The NSA did not immediately respond to an email seeking comment. But Director of National Intelligence James Clapper has said that the kind of data that can be accessed and who can access it is severely limited.

Snowden said the restrictions on what could be seen by an individual analyst vary according to policy changes, which can happen "at any time," and said that a technical "filter" on NSA data gathering meant to filter out U.S. communications is "weak," such that U.S. communications often get ingested.

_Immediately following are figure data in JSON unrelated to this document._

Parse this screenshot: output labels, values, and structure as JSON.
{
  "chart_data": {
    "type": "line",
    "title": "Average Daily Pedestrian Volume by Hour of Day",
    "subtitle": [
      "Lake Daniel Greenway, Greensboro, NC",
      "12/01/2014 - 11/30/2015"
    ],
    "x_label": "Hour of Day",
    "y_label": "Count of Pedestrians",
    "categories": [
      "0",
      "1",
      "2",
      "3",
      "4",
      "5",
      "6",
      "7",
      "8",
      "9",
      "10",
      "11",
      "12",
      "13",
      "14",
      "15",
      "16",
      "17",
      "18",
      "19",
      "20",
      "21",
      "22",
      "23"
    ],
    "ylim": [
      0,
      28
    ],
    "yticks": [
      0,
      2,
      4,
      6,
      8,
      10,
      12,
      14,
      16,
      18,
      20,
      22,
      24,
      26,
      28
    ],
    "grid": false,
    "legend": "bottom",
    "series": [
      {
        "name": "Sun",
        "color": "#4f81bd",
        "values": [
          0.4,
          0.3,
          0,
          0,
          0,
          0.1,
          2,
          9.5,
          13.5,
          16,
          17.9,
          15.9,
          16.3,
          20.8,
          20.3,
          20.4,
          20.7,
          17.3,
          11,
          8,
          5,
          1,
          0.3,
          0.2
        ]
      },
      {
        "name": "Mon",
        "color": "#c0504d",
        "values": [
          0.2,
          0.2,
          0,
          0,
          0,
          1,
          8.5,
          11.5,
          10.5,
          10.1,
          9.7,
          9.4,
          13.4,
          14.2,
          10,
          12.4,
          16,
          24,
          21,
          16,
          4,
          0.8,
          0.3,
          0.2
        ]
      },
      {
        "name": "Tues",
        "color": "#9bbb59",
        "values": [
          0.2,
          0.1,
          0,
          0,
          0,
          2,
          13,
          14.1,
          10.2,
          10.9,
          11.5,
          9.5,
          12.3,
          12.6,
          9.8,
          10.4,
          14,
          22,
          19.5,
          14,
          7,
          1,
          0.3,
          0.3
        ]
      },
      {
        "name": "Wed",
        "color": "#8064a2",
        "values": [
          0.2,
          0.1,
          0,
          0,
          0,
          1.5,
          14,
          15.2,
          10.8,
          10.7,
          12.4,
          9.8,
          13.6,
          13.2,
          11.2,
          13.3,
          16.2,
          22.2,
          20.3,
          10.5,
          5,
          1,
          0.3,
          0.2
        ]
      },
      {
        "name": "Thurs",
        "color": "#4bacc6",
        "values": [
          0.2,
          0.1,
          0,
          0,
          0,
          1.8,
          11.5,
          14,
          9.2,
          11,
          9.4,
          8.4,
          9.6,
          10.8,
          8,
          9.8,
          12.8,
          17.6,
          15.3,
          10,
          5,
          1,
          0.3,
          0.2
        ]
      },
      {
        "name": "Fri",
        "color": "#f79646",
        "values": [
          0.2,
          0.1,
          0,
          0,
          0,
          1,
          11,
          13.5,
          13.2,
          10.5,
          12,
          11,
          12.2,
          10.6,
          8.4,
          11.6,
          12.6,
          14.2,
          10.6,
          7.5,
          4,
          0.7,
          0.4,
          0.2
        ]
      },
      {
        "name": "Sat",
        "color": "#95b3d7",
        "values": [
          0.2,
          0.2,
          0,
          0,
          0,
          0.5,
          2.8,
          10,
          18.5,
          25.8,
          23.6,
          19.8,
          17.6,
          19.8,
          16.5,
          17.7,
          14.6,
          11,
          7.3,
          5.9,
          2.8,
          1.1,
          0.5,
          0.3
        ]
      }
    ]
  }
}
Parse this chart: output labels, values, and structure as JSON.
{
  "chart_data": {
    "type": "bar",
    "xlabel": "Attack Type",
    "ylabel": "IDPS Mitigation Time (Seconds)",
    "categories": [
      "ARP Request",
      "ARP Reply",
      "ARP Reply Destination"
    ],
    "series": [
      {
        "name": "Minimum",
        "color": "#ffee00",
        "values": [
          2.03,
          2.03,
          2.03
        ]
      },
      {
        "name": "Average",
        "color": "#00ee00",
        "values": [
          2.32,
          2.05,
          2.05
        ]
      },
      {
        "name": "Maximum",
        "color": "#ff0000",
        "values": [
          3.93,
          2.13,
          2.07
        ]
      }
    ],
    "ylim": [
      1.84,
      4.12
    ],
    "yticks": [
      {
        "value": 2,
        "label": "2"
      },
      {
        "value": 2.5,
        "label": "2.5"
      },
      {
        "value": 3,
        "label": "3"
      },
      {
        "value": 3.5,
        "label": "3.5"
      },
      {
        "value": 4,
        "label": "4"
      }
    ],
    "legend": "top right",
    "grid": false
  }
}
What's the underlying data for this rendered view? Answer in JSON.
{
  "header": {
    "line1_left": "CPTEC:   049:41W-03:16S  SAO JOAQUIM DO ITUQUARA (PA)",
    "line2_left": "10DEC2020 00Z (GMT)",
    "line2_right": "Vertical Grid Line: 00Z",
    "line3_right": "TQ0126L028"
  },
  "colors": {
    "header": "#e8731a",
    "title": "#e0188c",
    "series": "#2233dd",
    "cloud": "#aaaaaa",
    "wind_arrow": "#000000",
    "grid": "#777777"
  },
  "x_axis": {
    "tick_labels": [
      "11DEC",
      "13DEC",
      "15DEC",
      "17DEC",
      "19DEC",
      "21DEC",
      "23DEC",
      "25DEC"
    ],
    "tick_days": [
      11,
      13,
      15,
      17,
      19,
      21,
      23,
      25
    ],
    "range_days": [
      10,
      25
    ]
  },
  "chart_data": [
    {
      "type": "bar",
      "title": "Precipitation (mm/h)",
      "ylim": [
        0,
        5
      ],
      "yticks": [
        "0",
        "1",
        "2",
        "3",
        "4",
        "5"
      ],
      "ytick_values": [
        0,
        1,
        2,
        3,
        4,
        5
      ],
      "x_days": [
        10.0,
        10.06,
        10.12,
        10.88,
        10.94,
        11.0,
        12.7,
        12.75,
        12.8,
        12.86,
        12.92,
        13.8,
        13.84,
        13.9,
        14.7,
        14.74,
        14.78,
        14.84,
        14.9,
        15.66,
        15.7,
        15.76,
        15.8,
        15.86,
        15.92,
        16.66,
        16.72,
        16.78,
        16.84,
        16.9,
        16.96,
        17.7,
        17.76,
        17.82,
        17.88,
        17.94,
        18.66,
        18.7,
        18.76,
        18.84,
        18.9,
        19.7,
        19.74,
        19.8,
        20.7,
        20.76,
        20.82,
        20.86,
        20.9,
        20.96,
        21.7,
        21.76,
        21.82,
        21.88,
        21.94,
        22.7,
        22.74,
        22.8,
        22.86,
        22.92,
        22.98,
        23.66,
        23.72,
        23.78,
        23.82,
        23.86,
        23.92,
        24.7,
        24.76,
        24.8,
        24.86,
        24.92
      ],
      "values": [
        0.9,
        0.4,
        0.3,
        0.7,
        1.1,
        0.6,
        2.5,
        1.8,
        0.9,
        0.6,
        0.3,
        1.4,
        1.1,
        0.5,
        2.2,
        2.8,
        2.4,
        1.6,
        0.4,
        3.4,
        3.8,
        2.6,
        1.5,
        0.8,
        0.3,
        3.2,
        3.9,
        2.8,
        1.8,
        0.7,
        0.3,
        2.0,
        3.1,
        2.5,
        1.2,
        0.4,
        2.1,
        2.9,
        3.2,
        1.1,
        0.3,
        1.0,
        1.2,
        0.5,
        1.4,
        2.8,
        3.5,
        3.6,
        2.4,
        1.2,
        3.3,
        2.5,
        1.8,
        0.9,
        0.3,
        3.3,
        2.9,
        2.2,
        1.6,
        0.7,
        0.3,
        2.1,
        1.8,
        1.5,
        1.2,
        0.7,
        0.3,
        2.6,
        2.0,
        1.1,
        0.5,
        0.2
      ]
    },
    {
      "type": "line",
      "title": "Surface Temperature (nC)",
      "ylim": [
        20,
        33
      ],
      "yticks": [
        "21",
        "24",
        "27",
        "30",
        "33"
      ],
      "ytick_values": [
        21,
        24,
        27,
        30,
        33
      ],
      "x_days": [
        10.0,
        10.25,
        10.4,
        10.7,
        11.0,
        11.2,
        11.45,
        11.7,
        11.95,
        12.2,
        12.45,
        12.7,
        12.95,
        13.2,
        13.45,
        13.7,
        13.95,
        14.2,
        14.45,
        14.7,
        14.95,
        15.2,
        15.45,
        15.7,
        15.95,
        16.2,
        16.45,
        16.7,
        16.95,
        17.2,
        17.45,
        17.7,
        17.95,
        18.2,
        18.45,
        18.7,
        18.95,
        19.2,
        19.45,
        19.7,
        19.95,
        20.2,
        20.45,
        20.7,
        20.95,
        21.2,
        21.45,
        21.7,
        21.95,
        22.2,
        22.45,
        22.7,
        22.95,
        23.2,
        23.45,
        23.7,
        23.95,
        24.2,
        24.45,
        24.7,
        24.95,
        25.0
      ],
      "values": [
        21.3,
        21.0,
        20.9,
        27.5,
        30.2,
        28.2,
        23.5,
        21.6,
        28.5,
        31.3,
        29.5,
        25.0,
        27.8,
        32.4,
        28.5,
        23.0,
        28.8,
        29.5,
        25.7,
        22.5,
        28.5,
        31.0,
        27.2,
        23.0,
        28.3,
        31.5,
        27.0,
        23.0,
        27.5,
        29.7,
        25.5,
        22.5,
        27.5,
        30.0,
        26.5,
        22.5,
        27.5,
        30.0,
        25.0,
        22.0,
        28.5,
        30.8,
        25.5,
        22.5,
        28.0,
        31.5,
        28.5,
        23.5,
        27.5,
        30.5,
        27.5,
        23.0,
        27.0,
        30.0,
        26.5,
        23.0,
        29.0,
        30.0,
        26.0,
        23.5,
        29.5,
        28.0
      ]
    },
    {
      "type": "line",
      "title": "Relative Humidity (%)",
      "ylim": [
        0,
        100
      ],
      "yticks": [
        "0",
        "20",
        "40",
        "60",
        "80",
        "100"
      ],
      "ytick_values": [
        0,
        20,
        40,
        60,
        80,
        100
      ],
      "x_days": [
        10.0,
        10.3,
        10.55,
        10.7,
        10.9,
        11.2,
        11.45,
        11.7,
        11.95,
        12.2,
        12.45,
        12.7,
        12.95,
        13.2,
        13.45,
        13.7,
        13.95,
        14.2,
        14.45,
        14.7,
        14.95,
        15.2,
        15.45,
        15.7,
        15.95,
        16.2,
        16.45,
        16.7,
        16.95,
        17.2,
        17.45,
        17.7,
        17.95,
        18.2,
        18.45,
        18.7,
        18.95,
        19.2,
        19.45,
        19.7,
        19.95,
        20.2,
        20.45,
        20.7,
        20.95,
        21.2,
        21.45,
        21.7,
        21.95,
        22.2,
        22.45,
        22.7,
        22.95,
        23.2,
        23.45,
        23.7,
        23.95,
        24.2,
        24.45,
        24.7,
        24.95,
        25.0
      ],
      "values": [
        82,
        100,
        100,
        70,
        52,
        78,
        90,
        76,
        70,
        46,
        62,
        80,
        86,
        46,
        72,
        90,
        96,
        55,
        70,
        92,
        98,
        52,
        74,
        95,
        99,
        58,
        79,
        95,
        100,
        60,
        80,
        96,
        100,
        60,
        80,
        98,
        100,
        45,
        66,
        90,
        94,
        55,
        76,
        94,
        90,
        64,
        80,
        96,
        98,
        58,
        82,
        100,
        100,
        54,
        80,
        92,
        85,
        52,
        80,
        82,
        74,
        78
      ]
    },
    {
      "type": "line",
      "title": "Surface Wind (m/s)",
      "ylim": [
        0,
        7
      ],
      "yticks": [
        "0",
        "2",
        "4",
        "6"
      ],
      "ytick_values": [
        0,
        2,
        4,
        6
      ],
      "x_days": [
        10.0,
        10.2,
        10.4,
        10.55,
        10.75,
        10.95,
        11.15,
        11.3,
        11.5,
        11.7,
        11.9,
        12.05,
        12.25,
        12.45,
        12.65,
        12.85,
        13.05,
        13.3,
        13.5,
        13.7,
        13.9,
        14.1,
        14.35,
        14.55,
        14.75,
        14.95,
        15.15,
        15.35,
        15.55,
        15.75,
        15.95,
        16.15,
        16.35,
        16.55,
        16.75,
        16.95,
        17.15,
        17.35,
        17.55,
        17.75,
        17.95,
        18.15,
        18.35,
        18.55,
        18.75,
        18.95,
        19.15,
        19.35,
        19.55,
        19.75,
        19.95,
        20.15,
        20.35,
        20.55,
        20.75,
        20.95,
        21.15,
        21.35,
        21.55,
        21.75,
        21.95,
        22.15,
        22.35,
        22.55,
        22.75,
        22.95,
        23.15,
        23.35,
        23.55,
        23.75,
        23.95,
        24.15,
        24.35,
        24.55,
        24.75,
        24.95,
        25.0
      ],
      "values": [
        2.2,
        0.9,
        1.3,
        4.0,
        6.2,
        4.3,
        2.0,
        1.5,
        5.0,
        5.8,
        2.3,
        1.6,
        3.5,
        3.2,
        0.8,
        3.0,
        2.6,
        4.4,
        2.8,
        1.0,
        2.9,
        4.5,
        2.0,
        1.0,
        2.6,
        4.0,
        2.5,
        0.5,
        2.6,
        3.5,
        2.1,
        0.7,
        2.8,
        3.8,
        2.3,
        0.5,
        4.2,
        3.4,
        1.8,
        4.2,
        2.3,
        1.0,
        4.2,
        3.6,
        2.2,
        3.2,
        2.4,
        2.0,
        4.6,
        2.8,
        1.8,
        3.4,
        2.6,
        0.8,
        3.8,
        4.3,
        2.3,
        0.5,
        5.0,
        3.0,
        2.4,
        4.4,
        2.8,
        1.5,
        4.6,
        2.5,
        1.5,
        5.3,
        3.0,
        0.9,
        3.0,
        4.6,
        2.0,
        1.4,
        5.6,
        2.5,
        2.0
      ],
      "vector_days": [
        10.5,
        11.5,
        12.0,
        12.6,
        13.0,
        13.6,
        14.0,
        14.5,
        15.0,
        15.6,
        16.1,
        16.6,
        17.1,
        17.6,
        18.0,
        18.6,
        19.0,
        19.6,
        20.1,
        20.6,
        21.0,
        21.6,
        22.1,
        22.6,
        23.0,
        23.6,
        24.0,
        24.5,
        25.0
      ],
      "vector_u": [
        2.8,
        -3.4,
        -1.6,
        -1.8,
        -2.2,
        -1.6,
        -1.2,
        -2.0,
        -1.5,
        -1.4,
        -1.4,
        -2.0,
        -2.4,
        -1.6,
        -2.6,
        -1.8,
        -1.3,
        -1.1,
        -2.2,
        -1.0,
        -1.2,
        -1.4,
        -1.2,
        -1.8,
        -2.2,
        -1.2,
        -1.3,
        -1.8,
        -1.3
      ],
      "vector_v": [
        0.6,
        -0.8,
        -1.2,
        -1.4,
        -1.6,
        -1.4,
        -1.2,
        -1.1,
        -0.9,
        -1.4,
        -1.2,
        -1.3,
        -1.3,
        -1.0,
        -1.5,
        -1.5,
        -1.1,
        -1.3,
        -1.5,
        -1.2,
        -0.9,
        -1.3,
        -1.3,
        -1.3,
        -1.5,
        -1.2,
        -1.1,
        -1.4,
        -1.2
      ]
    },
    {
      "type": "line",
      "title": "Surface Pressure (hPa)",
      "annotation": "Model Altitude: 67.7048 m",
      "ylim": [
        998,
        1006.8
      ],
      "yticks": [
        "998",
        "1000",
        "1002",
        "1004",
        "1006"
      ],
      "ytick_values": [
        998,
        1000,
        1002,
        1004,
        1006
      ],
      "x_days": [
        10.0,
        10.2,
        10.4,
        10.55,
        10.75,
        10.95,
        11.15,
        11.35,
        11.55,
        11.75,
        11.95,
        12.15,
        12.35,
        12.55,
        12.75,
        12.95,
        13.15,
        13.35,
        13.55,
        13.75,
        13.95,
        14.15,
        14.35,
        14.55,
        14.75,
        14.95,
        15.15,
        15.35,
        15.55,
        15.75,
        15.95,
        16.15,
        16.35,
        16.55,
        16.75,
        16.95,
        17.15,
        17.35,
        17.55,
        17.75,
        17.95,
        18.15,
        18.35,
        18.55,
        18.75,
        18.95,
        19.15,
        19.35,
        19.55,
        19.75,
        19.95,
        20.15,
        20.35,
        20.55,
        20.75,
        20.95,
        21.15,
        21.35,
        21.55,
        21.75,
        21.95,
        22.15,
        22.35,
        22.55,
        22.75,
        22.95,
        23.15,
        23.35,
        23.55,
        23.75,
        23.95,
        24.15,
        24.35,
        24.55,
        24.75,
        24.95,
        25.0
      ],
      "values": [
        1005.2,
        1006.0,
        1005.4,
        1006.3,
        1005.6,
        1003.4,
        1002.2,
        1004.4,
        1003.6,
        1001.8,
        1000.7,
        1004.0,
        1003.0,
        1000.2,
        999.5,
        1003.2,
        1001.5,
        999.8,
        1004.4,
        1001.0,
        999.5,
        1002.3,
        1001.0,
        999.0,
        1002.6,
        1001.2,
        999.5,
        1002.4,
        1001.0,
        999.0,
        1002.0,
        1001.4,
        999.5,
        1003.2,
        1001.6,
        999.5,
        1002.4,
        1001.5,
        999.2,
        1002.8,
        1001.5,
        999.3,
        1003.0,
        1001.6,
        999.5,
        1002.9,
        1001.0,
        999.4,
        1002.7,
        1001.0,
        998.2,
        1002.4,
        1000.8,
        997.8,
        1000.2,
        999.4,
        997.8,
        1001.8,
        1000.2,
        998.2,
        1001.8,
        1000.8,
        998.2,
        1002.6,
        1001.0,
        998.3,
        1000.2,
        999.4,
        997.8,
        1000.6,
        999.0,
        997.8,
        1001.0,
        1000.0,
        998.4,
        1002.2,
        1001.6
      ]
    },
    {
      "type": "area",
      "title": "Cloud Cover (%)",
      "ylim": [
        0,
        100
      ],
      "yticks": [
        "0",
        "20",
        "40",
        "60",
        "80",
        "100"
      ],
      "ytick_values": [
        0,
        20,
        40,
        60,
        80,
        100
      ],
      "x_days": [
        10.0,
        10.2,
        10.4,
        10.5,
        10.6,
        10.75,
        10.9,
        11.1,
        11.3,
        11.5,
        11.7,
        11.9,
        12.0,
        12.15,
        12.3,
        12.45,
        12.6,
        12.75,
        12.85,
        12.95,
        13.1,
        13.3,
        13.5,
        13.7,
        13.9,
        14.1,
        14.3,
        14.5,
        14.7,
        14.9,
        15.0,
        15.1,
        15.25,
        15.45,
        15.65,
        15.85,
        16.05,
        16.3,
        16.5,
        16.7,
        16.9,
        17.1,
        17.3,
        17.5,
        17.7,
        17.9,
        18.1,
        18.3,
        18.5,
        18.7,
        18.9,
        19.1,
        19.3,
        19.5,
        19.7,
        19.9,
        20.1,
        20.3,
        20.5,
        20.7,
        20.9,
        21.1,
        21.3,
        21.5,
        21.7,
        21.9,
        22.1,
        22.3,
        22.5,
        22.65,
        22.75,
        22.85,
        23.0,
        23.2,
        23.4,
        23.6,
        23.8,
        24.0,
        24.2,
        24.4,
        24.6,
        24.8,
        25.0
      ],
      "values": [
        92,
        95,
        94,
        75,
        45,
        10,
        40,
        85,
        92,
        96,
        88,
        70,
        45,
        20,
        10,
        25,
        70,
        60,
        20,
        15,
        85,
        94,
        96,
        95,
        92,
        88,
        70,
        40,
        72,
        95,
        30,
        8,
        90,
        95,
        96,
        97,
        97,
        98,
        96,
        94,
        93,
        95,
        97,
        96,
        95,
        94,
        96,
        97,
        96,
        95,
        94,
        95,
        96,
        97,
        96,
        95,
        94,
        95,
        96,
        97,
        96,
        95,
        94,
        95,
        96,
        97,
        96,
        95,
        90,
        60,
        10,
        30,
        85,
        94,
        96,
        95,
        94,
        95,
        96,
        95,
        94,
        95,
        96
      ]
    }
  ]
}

Snowden defended U.S. Army Private Bradley Manning for his disclosures of documents to Wikileaks, which he called a "legitimate journalistic outlet," which "carefully redacted all of their releases in accordance with a judgment of public interest." He said the Wikileaks release of unredacted material was "due to the failure of a partner journalist to control a passphrase," which led to the charge against Manning that he dumped the documents, which Snowden called an attempt to smear Manning.

Manning is currently on trial at Fort Meade — the same Army base where the NSA is headquartered — on charges of aiding the enemy for releasing documents to Wikileaks.

Snowden defended his description of his salary as being $200,000 a year, calling that a "career high," but saying he did take a pay cut to take the job at Booz Allen Hamilton, where he worked as a contractor at an NSA facility in Hawaii. When Booz Allen fired him, they said his salary was $122,000.